What are the risks of not having patch management?
In the era of remote computing, it’s common that users rarely if ever connect to the corporate network or VPN. They may work strictly over browser-based communications and collaboration tools, and the software they use may not even interoperate with Active Directory. It’s a departure from the traditional IT model and it causes headaches for the system admins and support teams responsible for maintaining devices. How can they keep those devices up to date with the latest patches to avoid attackers?
Several prominent risks arise from not having patch management:
- Threat actors — Patched software is secure software, safe from headline-grabbing cyber-threats. Threat actors regard unpatched systems as locks just waiting to be picked, and they gladly sow malware and viruses on them.
- Compliance — Organizations like NIST and Cyber Essentials publish certification schemes that emphasize the importance of patch management and software updates among their requirements. Compliance with those schemes ensures prospective customers and partners that the company is taking IT security seriously.
- Compatibility — As IT and software products evolve, integration with other products ensures interoperability. A common reason for a software update is trouble-free compatibility with another product on which users rely. Patching systems leads to higher employee productivity driven by the most recent features and performance improvements in the product.
- Reputation — Will your company’s reputation withstand a data breach if your customers find out you overlooked the deployment of a simple security update? There’s a lot riding on your ability to protect the information of your customers, users and business partners.
Finally, there is the simple financial risk of not having patch management. When a typical data breach costs between $4 million and $10 million, it’s a clear sign of the importance of patch management in your organization.
What are common types of patches?
The type of patch plays a big role in the priority you assign to it in your patch management process. Most software vendors rank patches according to urgency, or at least according to whether the patches are important, recommended or optional.
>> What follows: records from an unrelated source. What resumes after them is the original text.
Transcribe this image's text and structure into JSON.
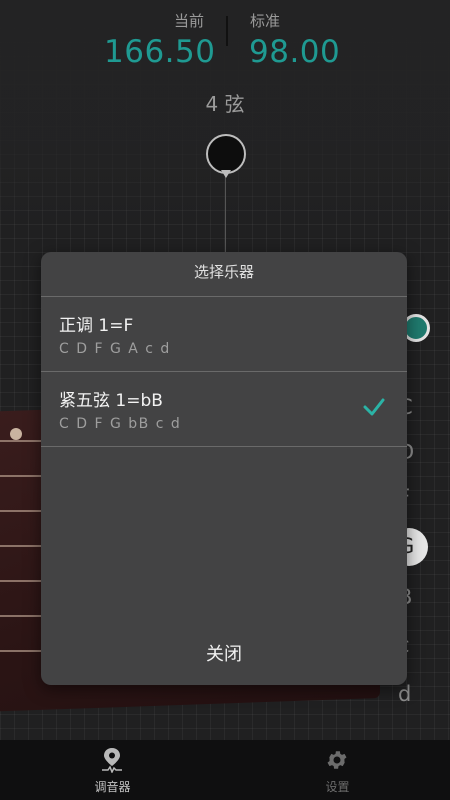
{
  "readout": {
    "current_label": "当前",
    "current_value": "166.50",
    "target_label": "标准",
    "target_value": "98.00"
  },
  "string_name": "4 弦",
  "side_notes": [
    "C",
    "D",
    "F",
    "G",
    "B",
    "c",
    "d"
  ],
  "dialog": {
    "title": "选择乐器",
    "options": [
      {
        "name": "正调 1=F",
        "notes": "C D F G A c d",
        "selected": false
      },
      {
        "name": "紧五弦 1=bB",
        "notes": "C D F G bB c d",
        "selected": true
      }
    ],
    "close_label": "关闭"
  },
  "nav": {
    "items": [
      {
        "label": "调音器",
        "icon": "tuner-pin-icon",
        "active": true
      },
      {
        "label": "设置",
        "icon": "gear-icon",
        "active": false
      }
    ]
  },
  "colors": {
    "accent": "#1f9a92",
    "check": "#2bb3a6",
    "dialog_bg": "#434344"
  }
}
As described above, the most urgent patches are remedies for system compromises and security holes. Threat actors look for and eagerly exploit such vulnerabilities, so it’s wise to take any security patch seriously and deploy it promptly. Other patches address software errors and bugs that creep in during development or occur because of changes in other areas of the product. They are remedies for problems that are vexing but not necessarily dangerous, like unexpected behavior or inconsistent operation. And still other patches contain performance improvements and new features. They do not address security problems specifically but affect user experience by adding functions or accelerating them.
How often should you perform patch management?
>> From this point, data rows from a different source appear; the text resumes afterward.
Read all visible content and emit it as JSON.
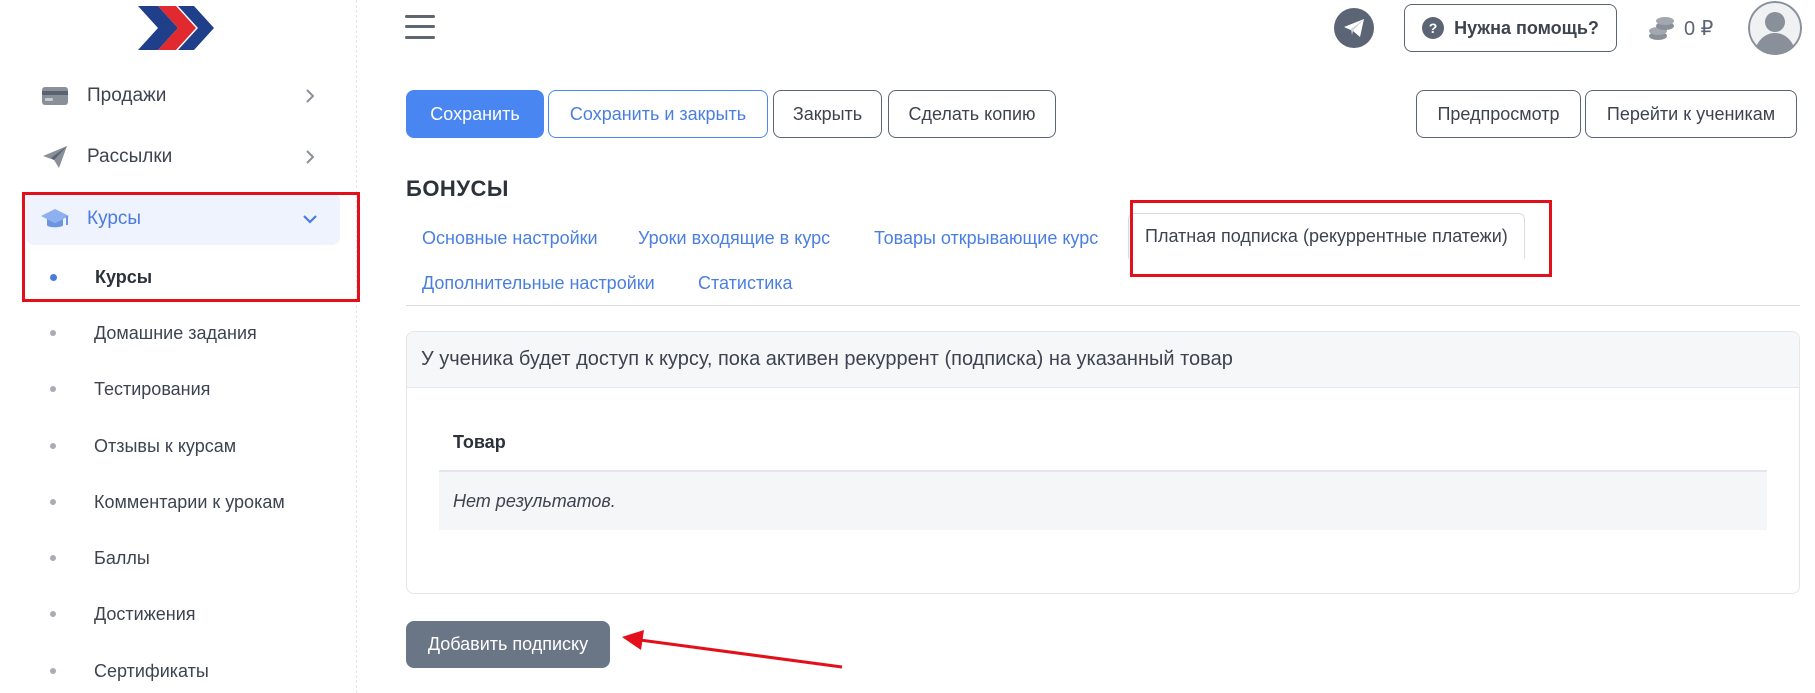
{
  "sidebar": {
    "items": [
      {
        "label": "Продажи",
        "icon": "wallet-icon"
      },
      {
        "label": "Рассылки",
        "icon": "paper-plane-icon"
      },
      {
        "label": "Курсы",
        "icon": "graduation-cap-icon"
      }
    ],
    "subitems": [
      {
        "label": "Курсы"
      },
      {
        "label": "Домашние задания"
      },
      {
        "label": "Тестирования"
      },
      {
        "label": "Отзывы к курсам"
      },
      {
        "label": "Комментарии к урокам"
      },
      {
        "label": "Баллы"
      },
      {
        "label": "Достижения"
      },
      {
        "label": "Сертификаты"
      }
    ]
  },
  "header": {
    "help_label": "Нужна помощь?",
    "help_icon": "?",
    "balance": "0 ₽"
  },
  "toolbar": {
    "save": "Сохранить",
    "save_close": "Сохранить и закрыть",
    "close": "Закрыть",
    "copy": "Сделать копию",
    "preview": "Предпросмотр",
    "students": "Перейти к ученикам"
  },
  "page": {
    "title": "БОНУСЫ"
  },
  "tabs": [
    {
      "label": "Основные настройки"
    },
    {
      "label": "Уроки входящие в курс"
    },
    {
      "label": "Товары открывающие курс"
    },
    {
      "label": "Платная подписка (рекуррентные платежи)"
    },
    {
      "label": "Дополнительные настройки"
    },
    {
      "label": "Статистика"
    }
  ],
  "panel": {
    "header": "У ученика будет доступ к курсу, пока активен рекуррент (подписка) на указанный товар",
    "table": {
      "column": "Товар",
      "empty": "Нет результатов."
    }
  },
  "add_button": "Добавить подписку",
  "colors": {
    "primary": "#4a86f2",
    "annotation": "#e3101b",
    "secondary": "#6a7585"
  }
}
Given the importance of patch management, the best practice is to begin the cycle of testing and deploying patches as soon as they become available. That applies even if it means rolling out patches before their normal patching schedule dictates.
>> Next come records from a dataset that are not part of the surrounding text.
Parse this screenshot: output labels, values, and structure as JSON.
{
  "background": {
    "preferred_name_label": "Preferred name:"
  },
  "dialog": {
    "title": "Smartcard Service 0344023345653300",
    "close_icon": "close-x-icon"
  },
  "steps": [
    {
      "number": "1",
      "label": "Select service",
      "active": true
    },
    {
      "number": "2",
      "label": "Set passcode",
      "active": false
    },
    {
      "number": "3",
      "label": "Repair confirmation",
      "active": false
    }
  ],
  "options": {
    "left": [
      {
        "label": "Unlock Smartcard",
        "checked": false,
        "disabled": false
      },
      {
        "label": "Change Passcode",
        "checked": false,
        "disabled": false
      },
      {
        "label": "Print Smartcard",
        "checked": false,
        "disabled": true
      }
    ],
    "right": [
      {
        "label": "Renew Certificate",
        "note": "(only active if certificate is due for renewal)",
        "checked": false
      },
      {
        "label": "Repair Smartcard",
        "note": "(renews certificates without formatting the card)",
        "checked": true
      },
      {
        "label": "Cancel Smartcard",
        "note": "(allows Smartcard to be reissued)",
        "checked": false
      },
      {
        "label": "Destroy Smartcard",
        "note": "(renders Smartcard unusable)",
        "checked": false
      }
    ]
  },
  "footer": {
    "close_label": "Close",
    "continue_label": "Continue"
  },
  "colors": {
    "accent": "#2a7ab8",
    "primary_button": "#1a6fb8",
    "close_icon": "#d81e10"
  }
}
Even when system administrators follow a normal patching schedule, there is no guarantee that they will be able to deploy patches in a timely manner. For example, it’s rare for the patch management process to conflict with a service-level agreement, but if it does, sysadmins may be obliged to suspend deployment to accommodate the SLA.
In reality, some organizations push out patches too late, while others don’t push patches out at all, as described above. Of course, any delay in applying patches can set the stage for a breach. No matter how quickly a breach is detected, it may cause significant damage before the organization can restore normal operations.